Продвижение к Мандуессенду
И х движение уже не было столь же быстрым и легким, как при выходе из Лондиния. После разрушения Веруламия они пили, совокуплялись, снова ели, пили и вновь совокуплялись. Было похоже, что вся Британия внезапно остановилась и принялась отмечать какой-то нескончаемый праздник. Мед, вино и сидр брали свое, и теперь воины шли с трудом.

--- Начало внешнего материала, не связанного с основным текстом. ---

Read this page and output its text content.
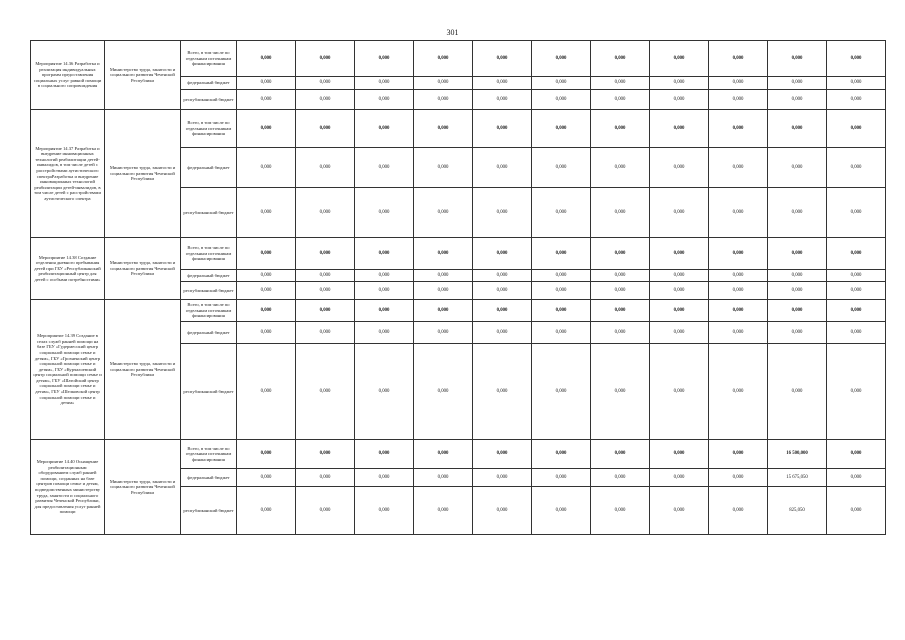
301
Мероприятие 14.36 Разработка и реализация индивидуальных программ предоставления социальных услуг равной помощи в социального сопровождения	Министерство труда, занятости и социального развития Чеченской Республики	Всего, в том числе по отдельным источникам финансирования	0,000	0,000	0,000	0,000	0,000	0,000	0,000	0,000	0,000	0,000	0,000
		федеральный бюджет	0,000	0,000	0,000	0,000	0,000	0,000	0,000	0,000	0,000	0,000	0,000
		республиканский бюджет	0,000	0,000	0,000	0,000	0,000	0,000	0,000	0,000	0,000	0,000	0,000
Мероприятие 14.37 Разработка и внедрение инновационных технологий реабилитации детей-инвалидов, в том числе детей с расстройствами аутистического спектраРазработка и внедрение инновационных технологий реабилитации детей-инвалидов, в том числе детей с расстройствами аутистического спектра	Министерство труда, занятости и социального развития Чеченской Республики	Всего, в том числе по отдельным источникам финансирования	0,000	0,000	0,000	0,000	0,000	0,000	0,000	0,000	0,000	0,000	0,000
		федеральный бюджет	0,000	0,000	0,000	0,000	0,000	0,000	0,000	0,000	0,000	0,000	0,000
		республиканский бюджет	0,000	0,000	0,000	0,000	0,000	0,000	0,000	0,000	0,000	0,000	0,000
Мероприятие 14.38 Создание отделения дневного пребывания детей при ГБУ «Республиканский реабилитационный центр для детей с особыми потребностями»	Министерство труда, занятости и социального развития Чеченской Республики	Всего, в том числе по отдельным источникам финансирования	0,000	0,000	0,000	0,000	0,000	0,000	0,000	0,000	0,000	0,000	0,000
		федеральный бюджет	0,000	0,000	0,000	0,000	0,000	0,000	0,000	0,000	0,000	0,000	0,000
		республиканский бюджет	0,000	0,000	0,000	0,000	0,000	0,000	0,000	0,000	0,000	0,000	0,000
Мероприятие 14.39 Создание в селах служб ранней помощи на базе ГБУ «Гудермесский центр социальной помощи семье и детям», ГБУ «Грозненский центр социальной помощи семье и детям», ГБУ «Курчалоевский центр социальной помощи семье и детям», ГБУ «Шатойский центр социальной помощи семье и детям», ГБУ «Шелковской центр социальной помощи семье и детям»	Министерство труда, занятости и социального развития Чеченской Республики	Всего, в том числе по отдельным источникам финансирования	0,000	0,000	0,000	0,000	0,000	0,000	0,000	0,000	0,000	0,000	0,000
		федеральный бюджет	0,000	0,000	0,000	0,000	0,000	0,000	0,000	0,000	0,000	0,000	0,000
		республиканский бюджет	0,000	0,000	0,000	0,000	0,000	0,000	0,000	0,000	0,000	0,000	0,000
Мероприятие 14.40 Оснащение реабилитационным оборудованием служб ранней помощи, созданных на базе центров помощи семье и детям, подведомственных министерству труда, занятости и социального развития Чеченской Республики, для предоставления услуг ранней помощи	Министерство труда, занятости и социального развития Чеченской Республики	Всего, в том числе по отдельным источникам финансирования	0,000	0,000	0,000	0,000	0,000	0,000	0,000	0,000	0,000	16 500,000	0,000
		федеральный бюджет	0,000	0,000	0,000	0,000	0,000	0,000	0,000	0,000	0,000	15 675,050	0,000
		республиканский бюджет	0,000	0,000	0,000	0,000	0,000	0,000	0,000	0,000	0,000	825,050	0,000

Они шли все медленнее, уже без всякого энтузиазма, но жаловались на требования идти быстро и просили остановки для отдыха. Хоть некоторые все еще желали выдворить римлян из Британии, а кто-то хотел отомстить за осквернение их земли, большинство двигалось только потому, что двигалось. Некоторые даже останавливались у дороги и уверяли своих друзей, что скоро встанут и присоединятся к ним, но Боудика знала, что они исчезнут в лесах и вернутся к себе домой, оставив ее сражаться дальше. Резня в Камулодуне, убийства в Лондинии и грабеж в Веруламии утолили их жажду мести. Теперь праздник закончился, и они хотели отправиться по домам.
Но вместо каждого ушедшего вновь приходили десять бриттов, они с криками радости следовали за ее армией, пока та не стала такой большой, что она даже не могла ее сосчитать. Она никого не упрекала за дезертирство: ведь, будь такая возможность у нее, она тоже взяла бы своих детей и вернулась домой, к своему очагу и друзьям, закрыла бы дверь и навсегда стерла бы в памяти воспоминания о прошедшем месяце.
Но она уже не была в руках веселого бога Луга, напротив, ужасный бог Тевтат диктовал каждый ее шаг, даже ее мысли, страхи и жажду римской крови. Боудика устала и знала, что те, кто был с ней с самого начала, тоже очень устали. Но в отличие от нее самой их усталость не удваивалась гнетом ответственности, а развеивалась спиртным, развлечениями, бездумным движением.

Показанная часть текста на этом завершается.